País arrived in Chile with the Spanish conquerors and for most of its life was the basis of Chilean wine until producers began importing French cuttings in the mid-19th century. After that, it was relegated to local bulk and all but forgotten. However, times are changing and a small group of innovative vintners are reviving and finding renewed allure in this simple red. It all got started several years ago with a Frenchman in the Maule Valley, Louis-Antoine Luyt. He made his first país, Clos Ouvert Uva Huasa, a simple, fruity red with earthy flavors. It caused a major buzz among the local wine community and shortly after the comparison with Beaujolais began. Similar to Beaujolais, país also has very thin skins and its purpose is to be consumed as a joven, fruity wine.

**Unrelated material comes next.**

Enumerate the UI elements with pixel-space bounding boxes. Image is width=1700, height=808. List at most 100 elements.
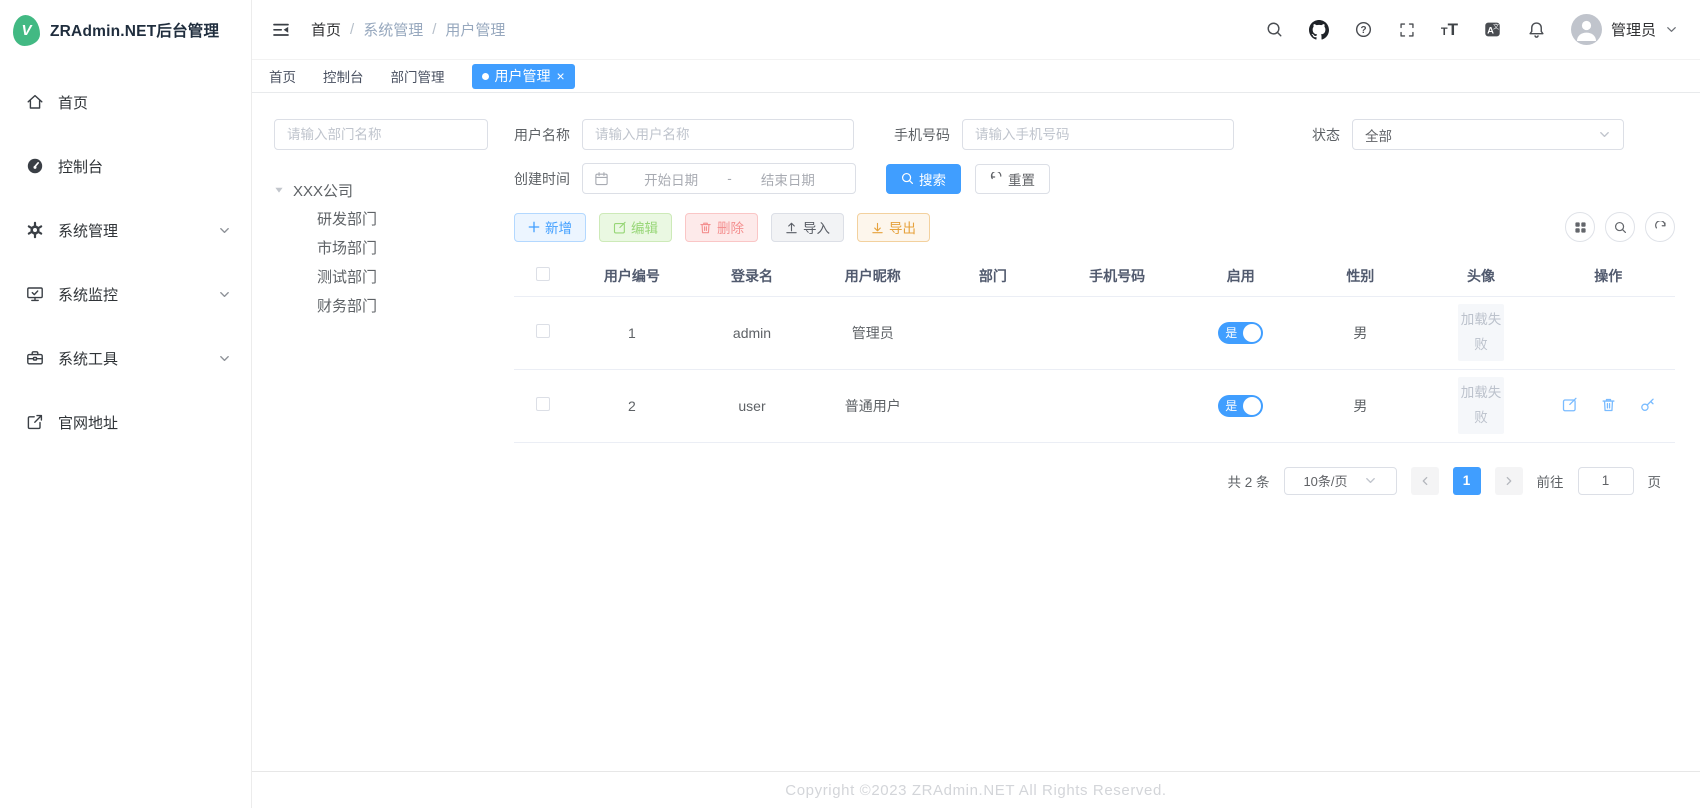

No long ago, we had sat down with the head winemaker at Miguel Torres, one of the wineries blazing the trail with this grape, to better understand its terroir and nuances. The majority of país is dry-farmed in the Maule and lesser-known Itata Valleys to the south. Torres works with small growers (all fair-trade) who grow the grapes to their specifications and after make the Reserva del Pueblo wine and their delicious rose sparkling. Vintners have discovered that país does incredibly well when made with carbonic maceration—the same exact method use to make Beaujolais.  That is, whole grape clusters are fermented in a carbon dioxide rich environment (versus pressing for the juice first and then fermenting). The carbon dioxide gas permeates the grape skins and stimulates fermentation on inside each single grape, rather than the whole juice. The resulting wine is very fruity and low in tannins so it’s earthy, food-loving, got good acidity and usually lots of personality. Since it’s low in alcohol you can drink it like water, or drink/wear without any long-term commitment, just like this year’s fun trendy clothing accessory. No doubt, next year, there’ll be another vintage.

Here are a few recommendations of país, ranging from big and small producers, to try on:

Miguel Torres, Reserva del Pueblo

Strawberries, raspberries, blackberries and maybe a tad of cherry mingle with something spicy like cloves. Love serving this wine chilled. Goes brilliantly with vegetarian dishes, soups, Jerusalem artichokes, Indian (or anything etnic/spicy) or just as an aperitif in the summer when it’s too hot for any other red. Great price point, fair trade, and low alcohol. Fun in a bottle, wee! Being exported.

Louis-Antoine Luyt, El País de Quenehueao

The nose is chock full of red fruit which continues in the mouth. It has a grapey-ness to it even though it’s quite dry in nature. Earthy but not too tannic, it is begging you for some choripan off the grill and chancho en piedra (country tomato salsa). NOW.


Coming in magnums, this wine combines old-vine carignan and país, along with some Cabernet Franc from the Maule Valley. Simple, easy drinking and fruity, it’s just juicy red fruit that (scarily) drinks like water (just be warned there is, in fact, alcohol in it). It does have some structure so it works beautifully with grilled fare, roasted veggies, hummus, or a nice tray of artisan cheeses.

Marqués de Casa Concha Pais Cinsault

One of Concha y Toro’s winemakers, Marcelo Papa, has spearheaded efforts for this unique wine made with dry-farmed país grapes west of Cauquenes city in Chile’s 7th Region. Paired with another regional variety, Cinsault, hailing from the“deep Itata” Valley, the wine is fresh with raspberry and red currant aromas and a crisp, light body. It’s a delight to drink and fortunately is being exported (like Torres).